What do AAMers think of this adjudication?


----------



## dewdrop (11 Apr 2008)

what is the background to this finding


----------



## Brendan Burgess (11 Apr 2008)

If the Financial Regulator had warned the Irish Times beforehand and if they had ignored that warning, then fair enough. Or if there was some element of insider trading, then fair enough. But for a first offence, it seems disproportionate. 

Where does it leave websites across Europe which discuss shares? They presumably will have to stop doing so? Or people will have to give their real name and position. 

Does this apply to any products discussed on Askaboutmoney? We don't discuss shares, but what about recommendations for funds?


----------



## rmelly (14 Apr 2008)

> If the Financial Regulator had warned the Irish Times beforehand and if they had ignored that warning, then fair enough. Or if there was some element of insider trading, then fair enough. But for a first offence, it seems disproportionate.


 
Maybe not, if they are now 'reviewing its procedures and practices to ensure compliance with the rules.' - ignorance is not an excuse - this should have happened when the regulation was brought in.



> Where does it leave websites across Europe which discuss shares?
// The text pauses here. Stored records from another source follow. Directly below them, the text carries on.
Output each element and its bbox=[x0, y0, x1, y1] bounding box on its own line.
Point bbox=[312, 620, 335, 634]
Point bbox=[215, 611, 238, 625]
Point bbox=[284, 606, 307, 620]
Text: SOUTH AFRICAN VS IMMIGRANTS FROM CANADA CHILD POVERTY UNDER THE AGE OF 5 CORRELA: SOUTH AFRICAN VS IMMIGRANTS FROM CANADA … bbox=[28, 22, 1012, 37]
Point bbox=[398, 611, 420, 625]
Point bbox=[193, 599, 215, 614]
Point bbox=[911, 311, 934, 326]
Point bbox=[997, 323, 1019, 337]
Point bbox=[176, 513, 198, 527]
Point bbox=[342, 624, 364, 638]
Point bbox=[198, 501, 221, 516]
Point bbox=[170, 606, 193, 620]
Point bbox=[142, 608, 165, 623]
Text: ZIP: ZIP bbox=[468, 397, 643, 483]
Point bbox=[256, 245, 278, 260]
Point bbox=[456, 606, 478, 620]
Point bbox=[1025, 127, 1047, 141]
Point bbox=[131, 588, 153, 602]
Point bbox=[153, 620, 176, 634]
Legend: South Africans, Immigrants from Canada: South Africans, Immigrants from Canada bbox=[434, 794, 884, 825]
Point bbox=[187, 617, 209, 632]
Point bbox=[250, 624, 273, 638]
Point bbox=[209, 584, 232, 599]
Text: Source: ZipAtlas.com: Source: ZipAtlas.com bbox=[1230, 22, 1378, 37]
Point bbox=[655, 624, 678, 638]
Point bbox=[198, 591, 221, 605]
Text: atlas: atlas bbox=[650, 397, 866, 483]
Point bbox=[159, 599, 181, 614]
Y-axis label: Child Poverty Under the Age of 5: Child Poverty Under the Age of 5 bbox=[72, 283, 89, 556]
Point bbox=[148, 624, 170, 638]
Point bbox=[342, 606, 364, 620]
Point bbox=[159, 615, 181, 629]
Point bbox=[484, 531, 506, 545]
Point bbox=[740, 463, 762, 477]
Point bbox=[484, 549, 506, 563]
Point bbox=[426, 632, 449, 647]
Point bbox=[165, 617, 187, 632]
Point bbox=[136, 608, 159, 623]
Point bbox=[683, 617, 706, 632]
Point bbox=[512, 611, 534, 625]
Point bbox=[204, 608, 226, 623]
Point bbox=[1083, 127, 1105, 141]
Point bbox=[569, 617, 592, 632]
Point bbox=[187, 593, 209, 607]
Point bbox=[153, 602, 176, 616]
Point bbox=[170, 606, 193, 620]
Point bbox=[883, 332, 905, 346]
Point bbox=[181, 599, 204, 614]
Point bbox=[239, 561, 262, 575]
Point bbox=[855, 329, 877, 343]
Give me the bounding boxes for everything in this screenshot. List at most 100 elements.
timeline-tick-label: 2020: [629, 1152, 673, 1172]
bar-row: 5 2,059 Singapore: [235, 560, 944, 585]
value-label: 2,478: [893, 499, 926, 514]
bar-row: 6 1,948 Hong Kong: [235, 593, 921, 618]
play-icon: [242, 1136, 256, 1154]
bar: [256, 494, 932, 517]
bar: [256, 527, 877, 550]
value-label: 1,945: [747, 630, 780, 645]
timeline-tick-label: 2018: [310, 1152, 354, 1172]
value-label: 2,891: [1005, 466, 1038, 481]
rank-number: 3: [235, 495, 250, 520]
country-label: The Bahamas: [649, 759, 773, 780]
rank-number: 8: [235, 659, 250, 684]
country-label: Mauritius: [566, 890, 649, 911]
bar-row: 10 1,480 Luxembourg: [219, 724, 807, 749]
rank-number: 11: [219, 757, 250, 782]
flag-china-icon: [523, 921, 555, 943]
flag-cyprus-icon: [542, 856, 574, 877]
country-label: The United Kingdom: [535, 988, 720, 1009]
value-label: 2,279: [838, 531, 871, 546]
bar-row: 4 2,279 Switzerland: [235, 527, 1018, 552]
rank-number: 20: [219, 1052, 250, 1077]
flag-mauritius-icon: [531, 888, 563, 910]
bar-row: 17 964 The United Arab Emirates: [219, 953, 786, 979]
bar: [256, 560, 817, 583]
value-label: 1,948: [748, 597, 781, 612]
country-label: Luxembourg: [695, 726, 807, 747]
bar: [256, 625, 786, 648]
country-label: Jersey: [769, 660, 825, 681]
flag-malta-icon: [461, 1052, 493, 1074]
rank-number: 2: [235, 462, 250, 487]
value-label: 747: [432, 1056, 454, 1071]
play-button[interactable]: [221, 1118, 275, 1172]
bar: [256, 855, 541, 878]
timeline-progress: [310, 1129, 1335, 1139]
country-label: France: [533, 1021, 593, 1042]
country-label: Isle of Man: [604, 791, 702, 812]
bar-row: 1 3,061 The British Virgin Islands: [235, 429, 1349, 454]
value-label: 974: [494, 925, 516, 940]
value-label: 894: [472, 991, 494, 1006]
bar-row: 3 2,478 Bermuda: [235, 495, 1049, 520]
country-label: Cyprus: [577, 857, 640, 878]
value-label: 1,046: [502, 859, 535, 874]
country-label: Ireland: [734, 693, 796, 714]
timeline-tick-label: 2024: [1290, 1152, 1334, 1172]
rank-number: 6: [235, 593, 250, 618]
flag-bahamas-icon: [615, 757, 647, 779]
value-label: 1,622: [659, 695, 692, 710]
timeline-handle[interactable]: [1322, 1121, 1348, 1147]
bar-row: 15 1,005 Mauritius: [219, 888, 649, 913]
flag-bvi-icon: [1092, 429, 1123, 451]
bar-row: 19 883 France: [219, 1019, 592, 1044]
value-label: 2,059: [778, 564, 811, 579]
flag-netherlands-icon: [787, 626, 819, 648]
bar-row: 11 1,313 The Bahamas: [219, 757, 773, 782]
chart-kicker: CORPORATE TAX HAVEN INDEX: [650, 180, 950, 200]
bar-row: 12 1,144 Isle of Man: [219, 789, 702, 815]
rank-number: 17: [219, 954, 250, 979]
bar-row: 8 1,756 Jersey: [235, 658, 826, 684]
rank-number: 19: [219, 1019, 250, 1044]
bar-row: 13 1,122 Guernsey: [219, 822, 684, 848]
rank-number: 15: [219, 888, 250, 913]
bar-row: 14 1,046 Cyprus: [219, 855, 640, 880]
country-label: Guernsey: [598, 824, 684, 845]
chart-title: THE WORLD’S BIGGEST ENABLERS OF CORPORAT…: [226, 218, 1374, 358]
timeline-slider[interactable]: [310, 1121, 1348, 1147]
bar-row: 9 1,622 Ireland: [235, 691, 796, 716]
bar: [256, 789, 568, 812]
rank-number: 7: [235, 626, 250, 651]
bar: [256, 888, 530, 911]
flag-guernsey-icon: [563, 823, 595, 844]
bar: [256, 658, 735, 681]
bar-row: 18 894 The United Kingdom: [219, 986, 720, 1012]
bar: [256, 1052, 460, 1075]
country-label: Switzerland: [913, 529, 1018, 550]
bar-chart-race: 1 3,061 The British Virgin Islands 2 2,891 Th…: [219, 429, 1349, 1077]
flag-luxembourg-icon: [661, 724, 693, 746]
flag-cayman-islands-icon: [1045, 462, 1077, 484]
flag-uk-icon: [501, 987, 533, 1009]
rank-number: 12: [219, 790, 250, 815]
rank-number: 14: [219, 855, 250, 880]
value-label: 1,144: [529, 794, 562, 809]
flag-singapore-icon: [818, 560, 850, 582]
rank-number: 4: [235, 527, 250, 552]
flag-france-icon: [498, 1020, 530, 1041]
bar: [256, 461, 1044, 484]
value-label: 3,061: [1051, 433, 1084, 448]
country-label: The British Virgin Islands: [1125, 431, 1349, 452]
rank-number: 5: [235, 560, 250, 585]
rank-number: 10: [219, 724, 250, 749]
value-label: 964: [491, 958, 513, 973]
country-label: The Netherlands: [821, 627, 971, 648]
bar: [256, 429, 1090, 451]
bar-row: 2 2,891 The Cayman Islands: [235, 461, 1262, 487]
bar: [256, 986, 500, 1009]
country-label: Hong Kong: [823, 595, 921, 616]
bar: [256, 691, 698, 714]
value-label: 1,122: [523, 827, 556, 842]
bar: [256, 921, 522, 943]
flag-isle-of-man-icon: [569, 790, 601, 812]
They presumably will have to stop doing so? Or people will have to give their real name and position.


 
There's nothing to suggest this is EU legislation...


----------



## MugsGame (14 Apr 2008)

The  suggests a work-around:


> Last November, Phoenix magazine was fined €5,000 for a similar offence. The magazine now accompanies share items with a disclaimer stating that no element of the article in question is to be construed as a recommendation.
> ...
> The first newspaper to be targeted was the Irish Independent after this writer penned an article stating Swisscom had made an approach to Eircom with a view to making a bid.
> 
> ...


----------



## MugsGame (14 Apr 2008)

rmelly said:


> There's nothing to suggest this is EU legislation...



Market Abuse (Directive 2003/6/EC).


----------



## LDFerguson (14 Apr 2008)

Could professionals answering on AAM be forced to identify themselves, while amateurs be forced to be labelled as "amateurs"?  Not something I'd like to see happening by the way.


----------



## Ozzie (14 Apr 2008)

The IT admitted the breach.  So accordingly, it must have thought that 10K was a small price to pay as opposed to fighting the issue.  IFSRA seems to have ramped up its activities of late.  I wonder how people on the various panels appointed by the Minister are thinking now.  Firstly there was criticism of IFSRA for being too slow and now in various forums there are criticisims of it for doing exactly what it was set up to do.At the end of the day, we are talking about EU Directives which must be implemented.  To date Ireland's corporate governance record could be called questionable.  So may be what we are seeing is a regulator keen on leaving a mark.  Interesting too that a while back the former Chairman of the IT was also Chairman of the IFSRA (but I believe he left his role at the IT sometime in January 2007 - so no issue there for present purposes).  But to an observer it looks like IFSRA is a potential 'without fear or favour regulator' - but I am sure we could debate that one for days.


----------